Existe uma coerência fundamental entre as idéias de
João Calvino a respeito de dinheiro, pobreza e ética
cristã, por um lado, e as práticas beneficentes da Igreja
Reformada de Genebra, por outro lado. Calvino não somente escreveu e
pregou amplamente sobre o assunto, mas, juntamente com os outros pastores
locais, pressionou repetidamente as autoridades locais para que protegessem os
pobres e adotassem leis que favorecessem a beneficência.
A maior parte das noções de Calvino acerca do diaconato
e da beneficência não eram inteiramente novas. Ele foi obviamente
influenciado por outros reformadores e por situações concretas que
testemunhou ao seu redor. Essencialmente, Calvino e os demais reformadores criam
que o cristão é um mordomo das dádivas de Deus e que a boa
mordomia leva o crente a ter um espírito aberto e generoso para com os
menos afortunados.
Em conclusão, é estimulante ver o lugar de destaque
dado por Calvino às preocupações sociais tanto na sua
teologia de maneira geral como nas suas práticas ministeriais na cidade
de Genebra.
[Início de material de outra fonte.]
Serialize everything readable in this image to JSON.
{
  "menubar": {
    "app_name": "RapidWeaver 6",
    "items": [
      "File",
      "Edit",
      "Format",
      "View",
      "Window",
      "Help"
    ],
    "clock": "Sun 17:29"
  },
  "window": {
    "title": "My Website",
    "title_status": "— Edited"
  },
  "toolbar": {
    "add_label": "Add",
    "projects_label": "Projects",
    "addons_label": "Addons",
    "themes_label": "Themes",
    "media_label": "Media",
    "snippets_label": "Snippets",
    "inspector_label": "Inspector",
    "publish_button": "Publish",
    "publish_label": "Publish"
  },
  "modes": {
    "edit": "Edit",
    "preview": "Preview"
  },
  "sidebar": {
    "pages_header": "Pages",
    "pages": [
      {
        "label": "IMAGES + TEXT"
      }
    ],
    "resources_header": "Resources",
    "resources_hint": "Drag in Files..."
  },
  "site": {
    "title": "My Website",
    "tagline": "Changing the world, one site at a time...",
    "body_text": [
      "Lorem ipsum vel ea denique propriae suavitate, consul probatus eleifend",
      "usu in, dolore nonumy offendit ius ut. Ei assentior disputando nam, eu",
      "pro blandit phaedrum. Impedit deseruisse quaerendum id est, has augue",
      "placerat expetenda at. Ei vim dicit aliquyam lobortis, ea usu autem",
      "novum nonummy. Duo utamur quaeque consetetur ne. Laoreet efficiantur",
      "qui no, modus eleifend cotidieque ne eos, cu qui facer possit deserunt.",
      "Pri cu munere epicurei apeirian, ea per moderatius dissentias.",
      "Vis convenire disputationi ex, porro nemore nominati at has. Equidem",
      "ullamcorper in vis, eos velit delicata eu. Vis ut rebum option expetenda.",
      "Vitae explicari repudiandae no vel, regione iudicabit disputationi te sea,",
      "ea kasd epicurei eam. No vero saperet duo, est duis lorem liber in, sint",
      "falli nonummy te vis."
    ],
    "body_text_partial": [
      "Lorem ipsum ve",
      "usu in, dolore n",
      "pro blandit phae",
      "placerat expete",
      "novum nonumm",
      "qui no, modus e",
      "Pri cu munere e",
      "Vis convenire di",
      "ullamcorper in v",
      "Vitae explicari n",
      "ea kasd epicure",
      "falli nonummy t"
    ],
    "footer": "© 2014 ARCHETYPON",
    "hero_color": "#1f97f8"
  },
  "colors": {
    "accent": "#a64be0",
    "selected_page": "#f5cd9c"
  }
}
Este é um precioso legado que necessita ser redescoberto e
resgatado por seus herdeiros contemporâneos, numa época em que
muitas igrejas evangélicas e reformadas têm se esquecido das suas
responsabilidades nessa área.
Ainda que à igreja de Cristo não caiba primordialmente
a tarefa de resolver os graves problemas sociais do nosso país, o
testemunho insistente das Escrituras e o exemplo eloqüente dos que nos
precederam na fé não nos permitem ficar inativos nessa
área, se realmente nos consideramos seguidores daquele que "andou por
toda parte, fazendo o bem" (Atos 10:38).